For wildflowers that live beneath the trees (trilliums, bluebells, Dutchman's breeches, violets) it's the sound of an intravenous drip of nutrients. For the migrating songbirds overhead (warblers, vireos, tanagers, thrushes), it signals how much food — caterpillars — they can count on to fuel the rest of their flights to breeding grounds in the north.

But these great eastern caterpillar factories are failing.

Partly this is happening as the diversity of species in the forests drops. When chestnut blight raged through the forests early last century, it wiped out the most prominent of the forests’ citizens, the American chestnut, leaving gaping holes even in those forests where lumbering had not yet occurred. At the same time, a host of non-native tree species started colonizing the suburbs and roadsides of America, eventually claiming the now-empty holes in the forest patchwork.

Caterpillars are usually picky eaters, sometimes able to eat only one species or a few closely related species of trees. The health of the caterpillar factories depends on a patchwork quilt of native tree species. An ocean of Bradford pears, escapees from ornamental horticulture, blowing white in the spring breeze is a veritable food desert.

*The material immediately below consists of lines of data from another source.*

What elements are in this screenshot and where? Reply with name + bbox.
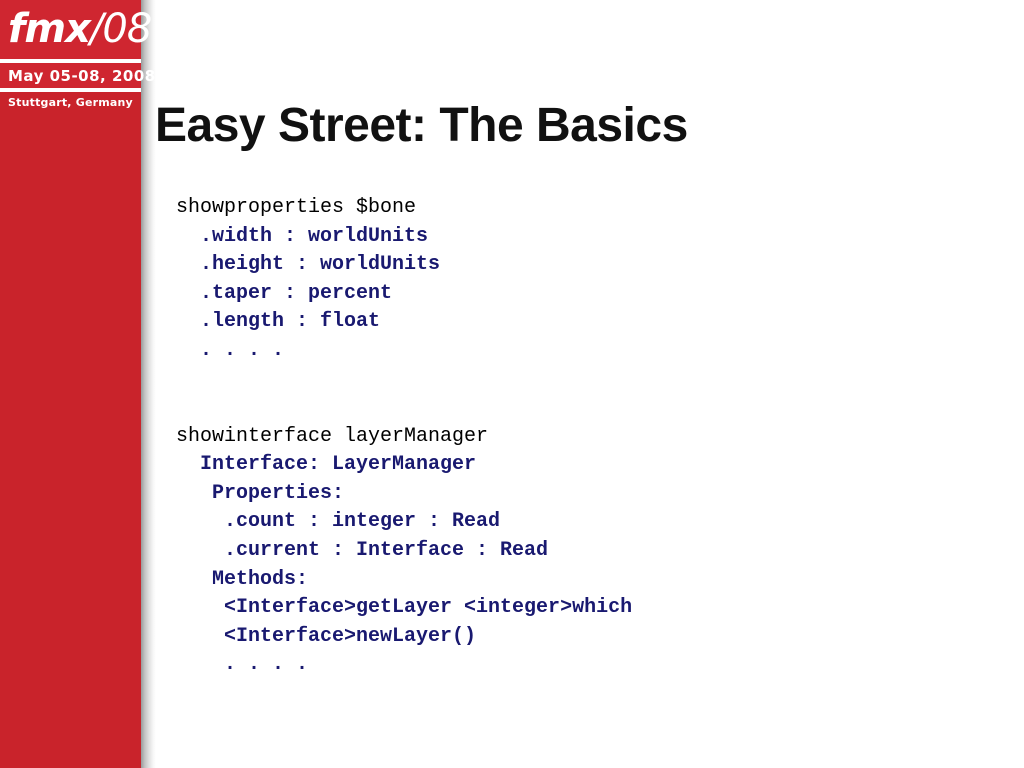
fmx-logo-block: fmx/08 May 05-08, 2008 Stuttgart, German… — [0, 0, 155, 116]
code-line: . . . . — [176, 653, 309, 677]
conference-dates-panel: May 05-08, 2008 — [0, 63, 155, 88]
code-line: .taper : percent — [176, 281, 393, 305]
conference-location-text: Stuttgart, Germany — [8, 96, 133, 109]
code-line: .height : worldUnits — [176, 253, 441, 277]
fmx-logo-text-light: /08 — [89, 6, 152, 52]
fmx-logo-wordmark: fmx/08 — [8, 6, 152, 52]
conference-dates-text: May 05-08, 2008 — [8, 67, 156, 85]
code-line: Methods: — [176, 567, 309, 591]
code-line: .current : Interface : Read — [176, 538, 549, 562]
code-block-showproperties: showproperties $bone .width : worldUnits… — [176, 194, 976, 366]
code-line: . . . . — [176, 338, 285, 362]
code-line: <Interface>newLayer() — [176, 624, 477, 648]
code-line: .length : float — [176, 310, 381, 334]
code-line: Properties: — [176, 481, 345, 505]
code-listing-area: showproperties $bone .width : worldUnits… — [176, 194, 976, 680]
code-line: <Interface>getLayer <integer>which — [176, 596, 633, 620]
code-line: showinterface layerManager — [176, 424, 489, 448]
code-line: .count : integer : Read — [176, 510, 501, 534]
fmx-logo-wordmark-panel: fmx/08 — [0, 0, 152, 59]
code-line: .width : worldUnits — [176, 224, 429, 248]
conference-location-panel: Stuttgart, Germany — [0, 92, 141, 116]
presentation-slide: fmx/08 May 05-08, 2008 Stuttgart, German… — [0, 0, 1024, 768]
page-title: Easy Street: The Basics — [155, 99, 688, 152]
sidebar-drop-shadow — [141, 0, 156, 768]
fmx-logo-text-bold: fmx — [8, 6, 91, 52]
code-line: Interface: LayerManager — [176, 453, 477, 477]
code-block-showinterface: showinterface layerManager Interface: La… — [176, 423, 976, 680]
code-line: showproperties $bone — [176, 196, 417, 219]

To this unintended pressure on the caterpillar factories we must add direct assault on the caterpillars themselves from hundreds of tons of pesticides applied annually by airplane to control forest pests such as the gypsy moth. Few of these poisonous potions are selective; most kill every insect that ingests or touches them, whether butterfly, beetle, bee or moth.

Increasingly, when the hordes of hungry warblers make their way up the Appalachian spine in spring, they face a forest famine. They’ve used up every calorie they stored gorging in Central and South America to wing across the open waters of the Gulf of Mexico or across the arid scrublands of Texas; they don’t have the energy to continue without refueling in the caterpillar factories. If the birds are species that stay in the Eastern forests to nest and raise their young — wood thrushes, ovenbirds, cuckoos, vireos— there’s scant food for the nestlings.

The bankruptcy of the great caterpillar factories impoverishes entire regions and endangers some bird species wholesale. Loss of habitat and loss of food sources presage dire times ahead for many of the nation’s bird migrants — the great feathered river that flows northward with the spring in fewer and fewer numbers each year, threatening to slow to a trickle and finally cease altogether.

This week, citizen scientists of all stripes have turned their attention to the moths the caterpillars have become. The occasion is National Moth Week, the last full week of July, when parks, summer camps and nature centers across America set up special lights and paint tree trunks with sugary syrup to attract these beautiful and diverse night fliers.

We should use the occasion to start looking at the caterpillar pipeline that gives us these moths and the birds and other wildlife that depend on them. Let’s reinvest in these great caterpillar factories by managing state and federal forests for greater biodiversity. Let’s spend the extra dollars it takes to use safer, more targeted pesticides in forest settings. And when a tree dies in our yard, on our street, in our local park — let’s replace it with a native tree.

Rick Borchelt is a science writer who lives and blogs about natural history in College Park. He is moderator of the local butterfly observation and research site leplog.wordpress.com.